Cette mosaïque d’aldées est cause d’autres difficultés. Passer de l’une dans l’autre devient, à cause des barrières de douane, une affaire d’État, d’autant que l’Hindou, contrebandier ou pour mieux dire fraudeur par essence, ne manque jamais de tromper les douaniers des deux nations. Tout déplacement obligeant les gens à traverser plusieurs fois les terres anglaises et françaises, les Hindous en profitèrent longtemps pour trafiquer sur les bijoux sans payer de droits. Je ne vous rappellerai pas que, dans tout ménage indigène, la femme porte sur elle en or et en argent façonnés, bracelets, anneaux, pendans, boucles, colliers, toute l’épargne de la famille. On chargeait donc les femmes du plus grand nombre de joyaux possible, soit à l’aller, soit au retour, et les ventes et les achats allaient leur train sans que le fisc britannique eût sa part. Les lois promulguées depuis quelques années ont changé tout cela. L’« Indian Act » frappe indistinctement d’un droit protecteur de 5 p. 100 tous les produits et marchandises venant de l’extérieur, fût-ce d’Angleterre ou des colonies anglaises, même les plus rapprochées de l’Inde, telles que Ceylan. Et le contrôle étant exercé avec une sévérité extraordinaire, les fraudeurs ont dû renoncer à leurs opérations.

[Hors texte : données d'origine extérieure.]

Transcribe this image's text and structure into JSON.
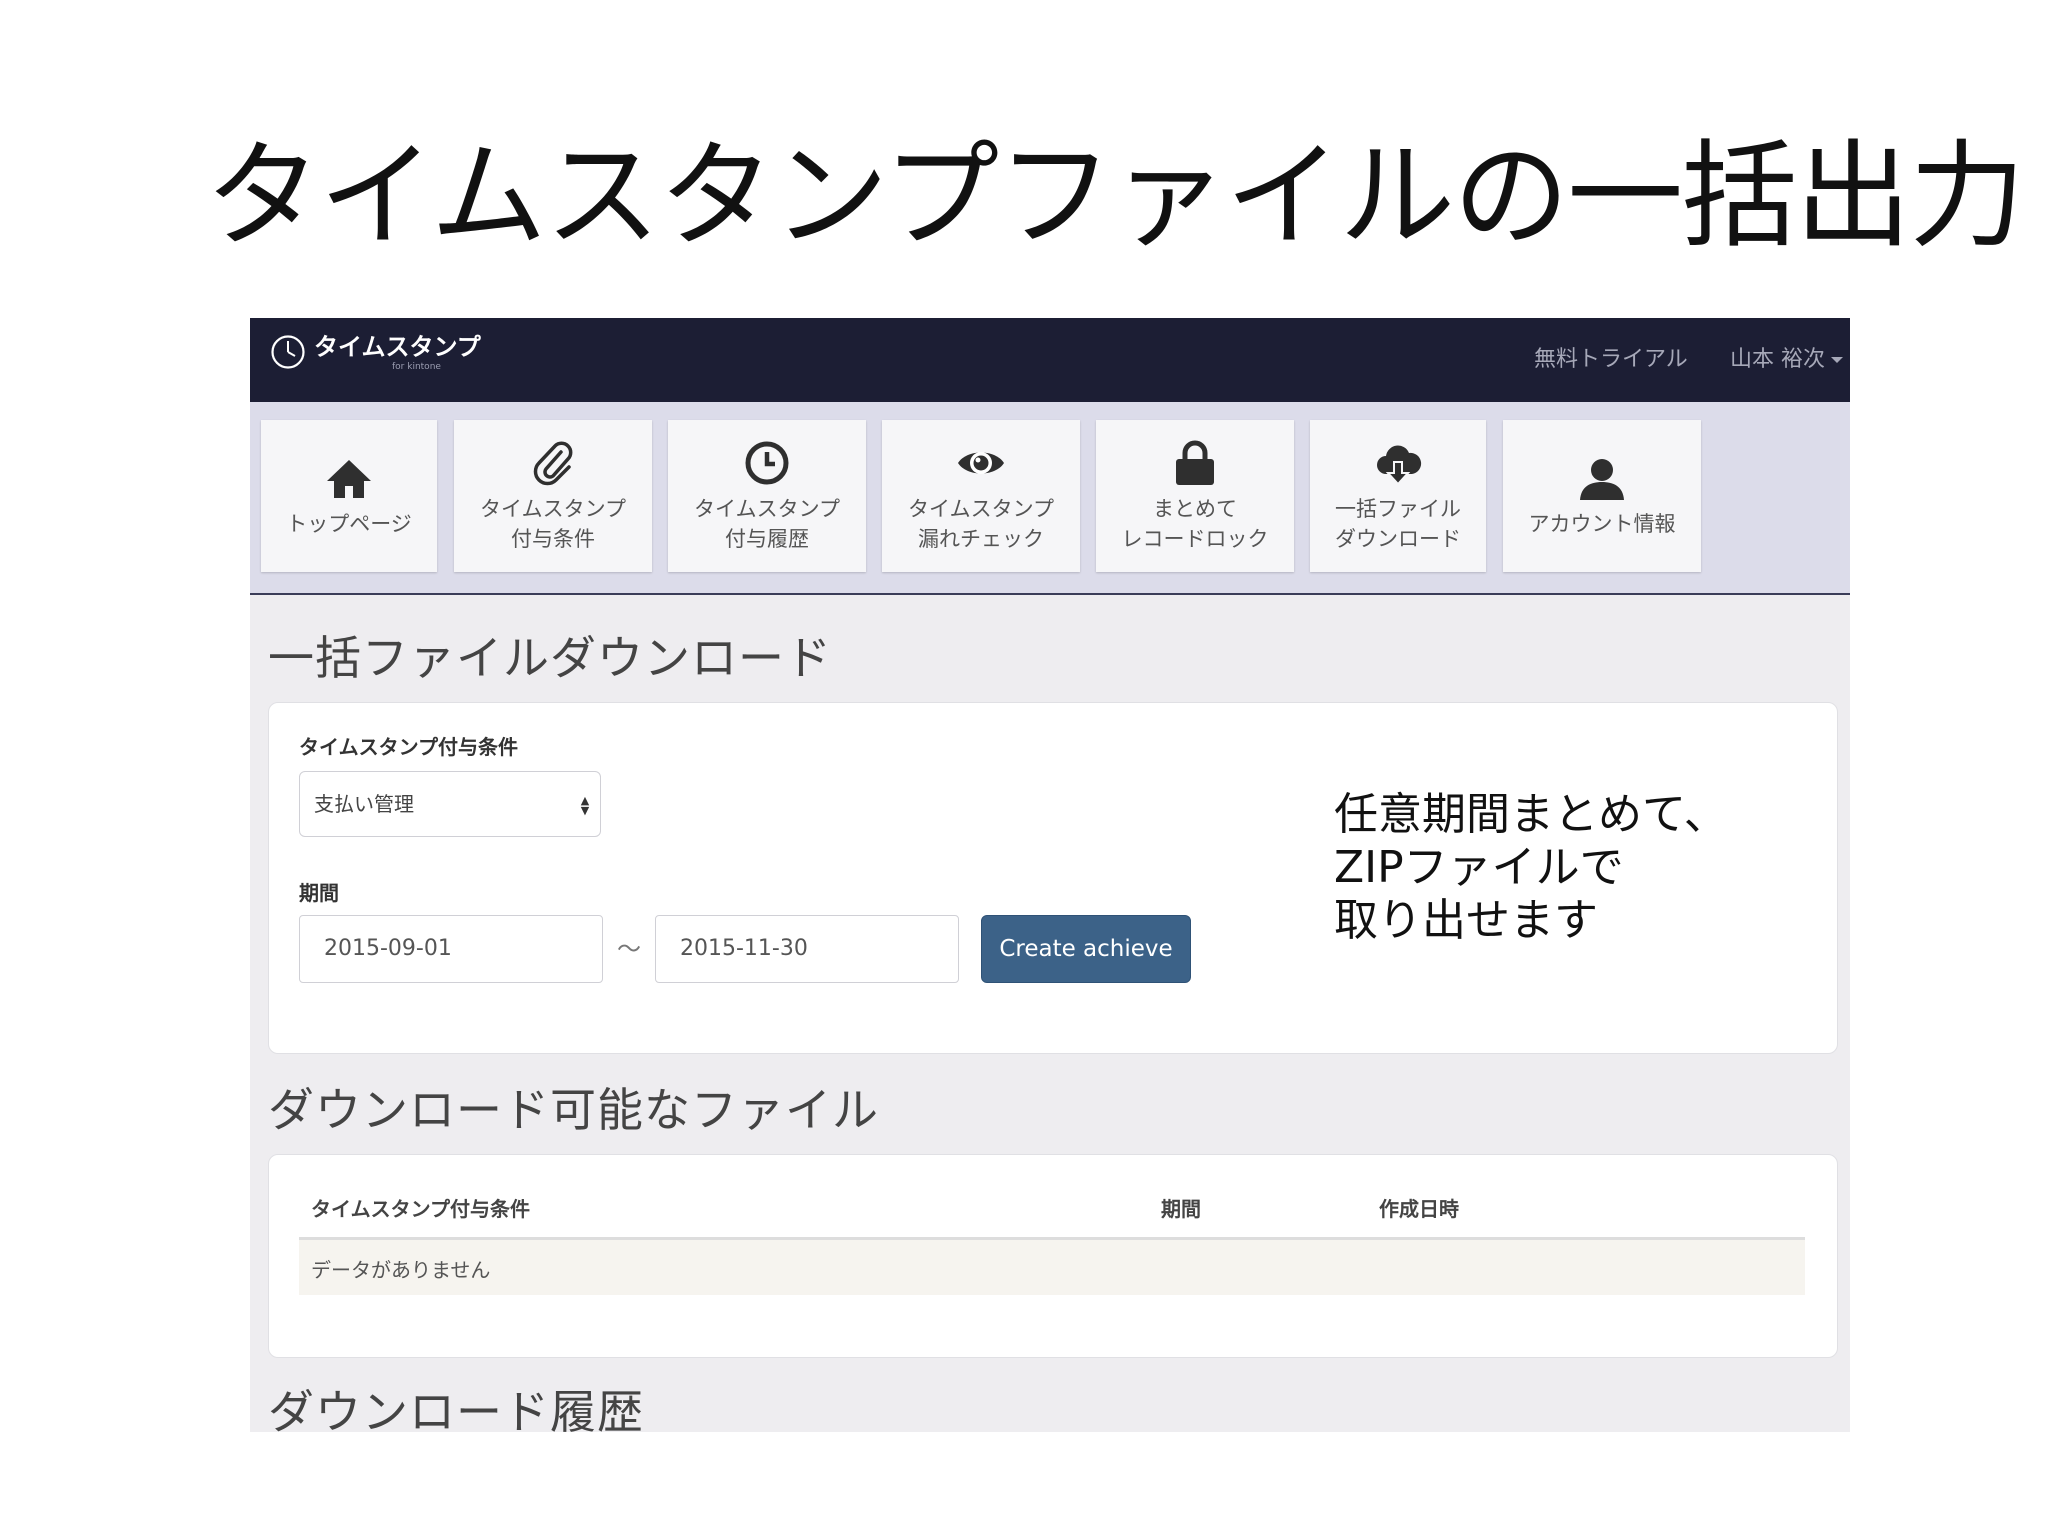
{
  "slide": {
    "title": "タイムスタンプファイルの一括出力"
  },
  "navbar": {
    "logo_text": "タイムスタンプ",
    "logo_subtext": "for kintone",
    "trial_link": "無料トライアル",
    "user_name": "山本 裕次"
  },
  "menu": [
    {
      "icon": "home-icon",
      "line1": "トップページ",
      "line2": ""
    },
    {
      "icon": "paperclip-icon",
      "line1": "タイムスタンプ",
      "line2": "付与条件"
    },
    {
      "icon": "clock-icon",
      "line1": "タイムスタンプ",
      "line2": "付与履歴"
    },
    {
      "icon": "eye-icon",
      "line1": "タイムスタンプ",
      "line2": "漏れチェック"
    },
    {
      "icon": "lock-icon",
      "line1": "まとめて",
      "line2": "レコードロック"
    },
    {
      "icon": "cloud-download-icon",
      "line1": "一括ファイル",
      "line2": "ダウンロード"
    },
    {
      "icon": "user-icon",
      "line1": "アカウント情報",
      "line2": ""
    }
  ],
  "bulk_download": {
    "heading": "一括ファイルダウンロード",
    "condition_label": "タイムスタンプ付与条件",
    "condition_value": "支払い管理",
    "period_label": "期間",
    "period_start": "2015-09-01",
    "period_separator": "〜",
    "period_end": "2015-11-30",
    "create_button": "Create achieve"
  },
  "annotation": {
    "line1": "任意期間まとめて、",
    "line2": "ZIPファイルで",
    "line3": "取り出せます"
  },
  "available_files": {
    "heading": "ダウンロード可能なファイル",
    "columns": [
      "タイムスタンプ付与条件",
      "期間",
      "作成日時"
    ],
    "empty_message": "データがありません"
  },
  "history": {
    "heading": "ダウンロード履歴"
  },
  "colors": {
    "navbar_bg": "#1c1e34",
    "menu_bg": "#dcdcea",
    "page_bg": "#eeedf0",
    "button_primary": "#3c6288",
    "empty_row_bg": "#f6f4ef"
  }
}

Depuis que le régime douanier du 10 mars 1894 a été mis en vigueur, Pondichéry s’est trouvé isolé complètement de l’Inde anglaise, et son commerce réduit à rien. Victime des luttes douanières entre les deux métropoles, notre petit établissement agonise lentement. Il se console en se livrant aux agitations politiques avec une activité digne de remarque. Le gouvernement de Pondichéry n’est pas une sinécure, car la plupart des Français résidant s’allient ouvertement avec les indigènes des « Sociétés progressistes » contre le représentant de l’autorité. Depuis Dupleix et Lally Tollendal, l’esprit n’a pas changé. A cela près que le fameux « arbre aux roupies » est depuis longtemps flétri, et qu’une misère générale remplace la prospérité passée, les mêmes vertus fleurissent chez ces politiciens de village. L’envie, la haine, la calomnie, la dénonciation se développent librement à l’ombre de l’arbre nouveau, l’arbre électoral ! Pour des fonctions salariées, tout porteur d’une carte d’électeur, brahme ou paria, vendrait la France entière et Pondichéry s’il se trouvait quelqu’un d’assez malavisé pour l’acheter.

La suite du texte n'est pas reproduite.